Home Lifestyle World Health Day: Here’s what women need to know about managing urinary leak

World Health Day: Here’s what women need to know about managing urinary leak

by portudutch


Medically known as urinary incontinence (UI), urinary leak is one of the most ill understood of health problems, but one that many women suffer from.

What is a urinary leak?

Dr Rubina Shanawaz Z, senior consultant, obstetrics and uro gynaecology at Fortis La Femme Hospital, Benguluru, says that urine leak is not “just bedwetting”, but also “when you notice dripping of urine before you can reach the restroom, when you cough, lift heavy weights, play tennis or have intercourse. Simply put, it is the inability to control urine outflow”.

Why does it happen?

The doctor explains there could be many reasons for this, but it mostly happens from the weakness of the muscles which support the uterus and urinary bladder, known as the pelvic floor muscles.

“This is because of increased pressure on the pelvic floor, as a result of obesity, difficult vaginal delivery, post pregnancy — especially when there have been repeated pregnancies with short inter pregnancy intervals — incessant cough, or chronic constipation, apart from other neurological issues,” says Dr Shanawaz.

Lifestyle modifications which can manage it

The doctor explains if your leak happens before you can reach the washroom, what you suffer from is called ‘urge urinary incontinence (UUI)’.

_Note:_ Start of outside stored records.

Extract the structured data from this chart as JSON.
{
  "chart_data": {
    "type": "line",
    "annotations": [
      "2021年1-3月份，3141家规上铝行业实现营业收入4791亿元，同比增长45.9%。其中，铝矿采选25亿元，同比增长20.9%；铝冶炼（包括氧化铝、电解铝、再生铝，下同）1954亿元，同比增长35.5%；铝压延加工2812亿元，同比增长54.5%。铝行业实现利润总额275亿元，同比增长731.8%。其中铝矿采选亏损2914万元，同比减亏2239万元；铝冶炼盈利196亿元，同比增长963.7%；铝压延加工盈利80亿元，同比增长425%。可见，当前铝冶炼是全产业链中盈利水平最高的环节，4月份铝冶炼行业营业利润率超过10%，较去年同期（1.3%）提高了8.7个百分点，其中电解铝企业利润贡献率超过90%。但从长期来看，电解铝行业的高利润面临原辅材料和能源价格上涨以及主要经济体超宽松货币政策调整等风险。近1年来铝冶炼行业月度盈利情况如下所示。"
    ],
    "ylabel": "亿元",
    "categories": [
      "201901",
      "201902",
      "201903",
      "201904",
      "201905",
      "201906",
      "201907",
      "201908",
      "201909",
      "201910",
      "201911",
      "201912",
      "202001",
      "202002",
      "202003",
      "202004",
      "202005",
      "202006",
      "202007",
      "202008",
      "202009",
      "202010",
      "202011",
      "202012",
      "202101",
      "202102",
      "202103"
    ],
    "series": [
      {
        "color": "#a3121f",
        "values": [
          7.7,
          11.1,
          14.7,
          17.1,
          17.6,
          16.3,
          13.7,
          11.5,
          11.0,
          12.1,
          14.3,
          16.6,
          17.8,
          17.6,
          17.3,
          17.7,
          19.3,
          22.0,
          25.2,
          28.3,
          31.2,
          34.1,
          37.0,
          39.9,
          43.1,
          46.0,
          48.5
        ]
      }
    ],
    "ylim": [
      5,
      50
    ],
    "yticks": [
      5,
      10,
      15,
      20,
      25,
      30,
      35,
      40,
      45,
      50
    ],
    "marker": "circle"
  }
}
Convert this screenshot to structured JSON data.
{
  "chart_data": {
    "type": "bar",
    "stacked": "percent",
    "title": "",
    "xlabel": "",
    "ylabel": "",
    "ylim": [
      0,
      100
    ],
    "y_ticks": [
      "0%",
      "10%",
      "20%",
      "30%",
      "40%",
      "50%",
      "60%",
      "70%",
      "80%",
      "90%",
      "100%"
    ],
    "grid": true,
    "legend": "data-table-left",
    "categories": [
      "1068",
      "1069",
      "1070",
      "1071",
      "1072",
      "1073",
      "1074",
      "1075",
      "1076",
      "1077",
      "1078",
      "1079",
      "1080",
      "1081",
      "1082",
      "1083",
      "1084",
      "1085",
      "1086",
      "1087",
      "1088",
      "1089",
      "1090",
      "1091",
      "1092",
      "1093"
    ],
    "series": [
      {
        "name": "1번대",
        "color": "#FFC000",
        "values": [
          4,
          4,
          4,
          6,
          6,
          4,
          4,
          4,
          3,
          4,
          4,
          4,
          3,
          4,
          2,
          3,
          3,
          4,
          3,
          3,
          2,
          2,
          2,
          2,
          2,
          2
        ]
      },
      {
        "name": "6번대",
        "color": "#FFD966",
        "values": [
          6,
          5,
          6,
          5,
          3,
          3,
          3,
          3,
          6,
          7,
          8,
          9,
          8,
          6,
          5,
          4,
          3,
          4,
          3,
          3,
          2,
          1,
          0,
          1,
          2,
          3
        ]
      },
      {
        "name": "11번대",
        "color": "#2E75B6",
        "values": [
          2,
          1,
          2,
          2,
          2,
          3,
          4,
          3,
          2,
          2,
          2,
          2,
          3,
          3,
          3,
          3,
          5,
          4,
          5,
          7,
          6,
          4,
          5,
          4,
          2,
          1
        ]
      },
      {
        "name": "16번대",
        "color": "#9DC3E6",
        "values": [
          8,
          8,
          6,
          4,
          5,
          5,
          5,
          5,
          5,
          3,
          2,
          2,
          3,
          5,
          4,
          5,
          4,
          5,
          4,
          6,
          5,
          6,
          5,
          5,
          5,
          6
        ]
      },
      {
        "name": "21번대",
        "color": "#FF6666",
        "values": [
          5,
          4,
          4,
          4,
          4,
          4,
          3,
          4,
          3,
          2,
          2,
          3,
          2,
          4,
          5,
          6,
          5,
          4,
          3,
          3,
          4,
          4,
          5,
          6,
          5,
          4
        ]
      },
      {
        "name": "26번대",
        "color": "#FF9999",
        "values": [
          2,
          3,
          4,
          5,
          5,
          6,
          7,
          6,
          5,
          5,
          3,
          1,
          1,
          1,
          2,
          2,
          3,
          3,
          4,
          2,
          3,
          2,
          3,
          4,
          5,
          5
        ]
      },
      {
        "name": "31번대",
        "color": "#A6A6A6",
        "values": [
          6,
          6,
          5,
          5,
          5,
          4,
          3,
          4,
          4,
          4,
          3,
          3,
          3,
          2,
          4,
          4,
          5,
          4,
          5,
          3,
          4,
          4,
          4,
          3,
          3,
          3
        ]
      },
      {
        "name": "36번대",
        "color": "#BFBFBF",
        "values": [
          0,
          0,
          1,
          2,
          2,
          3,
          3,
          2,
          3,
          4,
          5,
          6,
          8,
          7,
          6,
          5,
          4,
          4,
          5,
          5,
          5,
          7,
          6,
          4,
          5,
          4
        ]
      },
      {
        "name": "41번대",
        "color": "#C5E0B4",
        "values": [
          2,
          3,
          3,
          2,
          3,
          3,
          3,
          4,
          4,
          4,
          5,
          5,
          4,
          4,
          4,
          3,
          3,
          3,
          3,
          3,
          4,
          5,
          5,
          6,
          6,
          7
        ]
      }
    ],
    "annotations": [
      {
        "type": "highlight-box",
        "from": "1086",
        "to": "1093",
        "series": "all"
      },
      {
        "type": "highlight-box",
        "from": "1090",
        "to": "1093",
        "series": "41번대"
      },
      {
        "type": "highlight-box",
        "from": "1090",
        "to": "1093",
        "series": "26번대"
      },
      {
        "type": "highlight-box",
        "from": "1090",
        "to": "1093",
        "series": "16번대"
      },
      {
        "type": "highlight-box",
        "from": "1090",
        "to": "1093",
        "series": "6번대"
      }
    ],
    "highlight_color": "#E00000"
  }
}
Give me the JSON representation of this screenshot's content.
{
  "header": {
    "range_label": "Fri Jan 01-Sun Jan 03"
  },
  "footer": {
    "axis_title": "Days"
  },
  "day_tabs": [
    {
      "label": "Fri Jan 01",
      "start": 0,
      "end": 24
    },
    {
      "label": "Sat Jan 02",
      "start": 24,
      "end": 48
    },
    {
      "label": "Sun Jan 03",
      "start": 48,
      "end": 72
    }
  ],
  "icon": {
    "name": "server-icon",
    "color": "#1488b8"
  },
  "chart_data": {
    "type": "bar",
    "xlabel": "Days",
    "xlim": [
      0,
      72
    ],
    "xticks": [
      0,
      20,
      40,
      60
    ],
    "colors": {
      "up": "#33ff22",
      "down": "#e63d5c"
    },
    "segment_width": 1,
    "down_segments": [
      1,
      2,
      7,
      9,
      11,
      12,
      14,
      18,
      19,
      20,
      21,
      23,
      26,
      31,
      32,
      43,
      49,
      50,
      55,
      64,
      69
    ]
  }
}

* First, have a detailed initial discussion with your uro-gynaecologist. Many patients are not aware of the ‘physical’ nature of their symptoms and consider themselves neurotic. Discussing the problem and understanding that it is not psychological, is the first step.

* Maintain a minimum 24-hour time log of fluid (water/any other fluids) intake and urine output. This is referred to as a ‘bladder diary’. This will give you a factual perspective on what to assume as normal. It’s the first step your uro-gynaecologist will request. The fluid intake amount and pattern can then be modified accordingly. Once you have your log ready, the next step is bladder training.

Urine leak is not “just bedwetting”, but also “when you notice dripping of urine before you can reach the restroom”. (Photo: Pixabay)

* Bladder training is an essential part of urge incontinence management. Patients are encouraged to postpone urination once they get the urge to go. This can be gradually increased over days to weeks from 2-5 minutes to begin with to almost an hour, or till the interval between the visits reaches 3-4 hours. Pelvic floor exercises, counting from 1 to 100 and diverting the mind are few tactics to help increase the hold-time and delay urination.

Other things to keep in mind

Weight loss: Obesity is associated with both urge and stress incontinence. Reduction in body weight helps in reducing the symptoms.

Dietary changes: Avoid bladder irritants like caffeine, chocolate, spicy foods, acidic juices, artificial sweeteners, etc.

Kegel exercises: This is also known as pelvic floor exercises, which help to strengthen the pelvic floor.

When to do Kegel exercises?

“The great thing about Kegel exercises is they can be done anywhere and anytime. It doesn’t require you to set aside time from your busy schedule. I usually advise my patients to set aside two times of the day when their routine is fixed and incorporate these exercises into those times. For example, while reading your book before bed, or cutting vegetables for lunch, or watching TV in the evening or even while travelling in a car — wherever it is convenient for you,” says the doctor.

What does it entail?

1. Imagine you need to stop peeing midstream. The muscles you use then are the muscles you need to contract for pelvic floor exercises.
2. Contract the muscle and slowly start counting. Initially, hold for 5 counts and gradually, over the weeks, increase to 10 counts.
3. Relax for 3-5 seconds.
4. Do 10-20 such repetitions, twice a day.
5. You will have to practise for 3 months at least, to determine if this helps you or not.
6. If it helps, continue lifelong.

What precautions to take?

– Do these exercises on an empty bladder.
– Don’t hold your breath while exercising.
– Don’t overdo, as overexertion with wrong technique will turn out to be counter productive.

At what age should a patient start doing them?

“The pelvic floor laxity usually starts with the first pregnancy. This would be an ideal time to start the exercise. If this issue presents earlier than that, ensure you start these exercises immediately. Once you start, make sure to incorporate it in your daily routine,” Dr Shanawaz advises.